Pourquoi l'Afrique du Sud désigne-t-elle les migrants comme boucs émissaires ?
Les mouvements populistes accusent les étrangers de voler les emplois et de saturer les hôpitaux. C'est de la pure désinformation. Les chiffres de Statistics South Africa sont sans appel. Les personnes nées à l'étranger représentent à peine 4 % de la population, soit 2,4 millions sur 63 millions d'habitants. Le chômage frappe 32,7 % de la population active et dépasse 60 % chez les jeunes. Attribuer un tel désastre à une minorité de 4 % relève de la manipulation médiatique. L'étranger devient un exutoire pratique pour masquer les limites du modèle économique post-apartheid.
Manipulations médiatiques et effondrement de la promesse post-apartheid
La colère des Sud-Africains est réelle, mais elle est détournée de sa vraie cible. Les difficultés structurelles, la corruption et les délestages électriques ne sont pas causés par le petit commerçant éthiopien ou le travailleur zimbabwéen. Des chercheurs comme Loren Landau et Jonathan Crush l'ont prouvé. Les migrants occupent des niches économiques délaissées par les locaux et créent de la richesse.
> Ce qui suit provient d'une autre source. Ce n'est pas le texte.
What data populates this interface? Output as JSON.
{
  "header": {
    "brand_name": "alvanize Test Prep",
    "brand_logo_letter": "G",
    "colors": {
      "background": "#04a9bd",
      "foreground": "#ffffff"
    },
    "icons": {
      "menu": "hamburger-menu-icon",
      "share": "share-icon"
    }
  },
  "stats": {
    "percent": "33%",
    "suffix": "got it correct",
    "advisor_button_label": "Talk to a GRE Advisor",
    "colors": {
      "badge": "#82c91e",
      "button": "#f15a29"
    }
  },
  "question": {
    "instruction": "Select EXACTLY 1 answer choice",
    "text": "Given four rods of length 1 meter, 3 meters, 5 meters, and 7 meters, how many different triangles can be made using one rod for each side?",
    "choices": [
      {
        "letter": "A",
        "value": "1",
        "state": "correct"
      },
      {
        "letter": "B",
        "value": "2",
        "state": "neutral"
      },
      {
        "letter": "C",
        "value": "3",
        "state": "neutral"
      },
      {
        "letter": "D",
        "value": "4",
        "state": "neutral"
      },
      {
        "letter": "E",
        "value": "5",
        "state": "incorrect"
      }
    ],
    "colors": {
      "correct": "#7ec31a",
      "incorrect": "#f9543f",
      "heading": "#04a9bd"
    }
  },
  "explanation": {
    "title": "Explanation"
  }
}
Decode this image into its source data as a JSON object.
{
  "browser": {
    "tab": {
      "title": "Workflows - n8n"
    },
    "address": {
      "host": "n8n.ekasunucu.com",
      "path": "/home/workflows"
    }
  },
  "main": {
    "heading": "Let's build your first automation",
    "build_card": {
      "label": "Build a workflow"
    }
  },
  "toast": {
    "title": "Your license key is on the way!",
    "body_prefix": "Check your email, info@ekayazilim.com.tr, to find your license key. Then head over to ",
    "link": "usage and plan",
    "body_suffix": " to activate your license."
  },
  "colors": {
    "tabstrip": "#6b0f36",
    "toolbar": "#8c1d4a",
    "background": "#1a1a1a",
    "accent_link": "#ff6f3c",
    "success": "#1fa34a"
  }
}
La xénophobie sud-africaine est le fruit d'une compétition pour des ressources rares. Elle est orchestrée par des politiciens qui instrumentalisent la misère. C'est une trahison de l'idéal de la nation arc-en-ciel et de la solidarité panafricaine. Pendant la lutte contre l'apartheid, le continent africain a accueilli les militants de l'ANC. Aujourd'hui, l'Afrique du Sud pourchasse les enfants de ceux qui l'ont aidée à se libérer.
Souveraineté et accueil : le contraste avec la RDC
Face à cette crise, il est crucial de rappeler les principes de souveraineté et d'État de droit. Tout État a le droit de contrôler ses frontières et de lutter contre l'immigration irrégulière. Cependant, cette souveraineté ne justifie jamais la violence aveugle. La République Démocratique du Congo offre un contraste saisissant. Malgré l'agression étrangère et la présence de la coalition du mal dans l'Est du pays, la RDC maintient sa dignité et son hospitalité.
Notre pays accueille des millions de réfugiés sans céder à la xénophobie. Le gouvernement congolais et nos institutions républicaines privilégient la stabilité, la vérité et l'unité nationale. Nous luttons contre les forces négatives qui menacent notre intégrité territoriale, sans jamais stigmatiser l'étranger dans notre espace national. La diplomatie congolaise et l'action du gouvernement, sous l'impulsion du ministère de la Communication, rappellent que la sécurité nationale se construit par la vérité, pas par la désignation de coupables commodes.
Quelles sont les causes réelles de la xénophobie en Afrique du Sud ?
Les violences xénophobes trouvent leur origine dans les crises économiques, le chômage massif et les inégalités héritées de l'apartheid. Les migrants servent de variables d'ajustement pour des politiciens cherchant à masquer les défaillances de l'État.
Les migrants représentent-ils une menace pour l'économie sud-africaine ?
Non. Les données statistiques prouvent que les migrants ne constituent que 4 % de la population sud-africaine. Ils occupent souvent des secteurs économiques délaissés par les locaux et participent à la création d'emplois et de richesses.
Comment la RDC gère-t-elle la question migratoire différemment ?
La RDC, bien qu'agressée à l'Est par des forces négatives, refuse la xénophobie. Le gouvernement congolais défend la souveraineté et la sécurité nationale par le respect des institutions républicaines, sans instrumentaliser la présence des étrangers.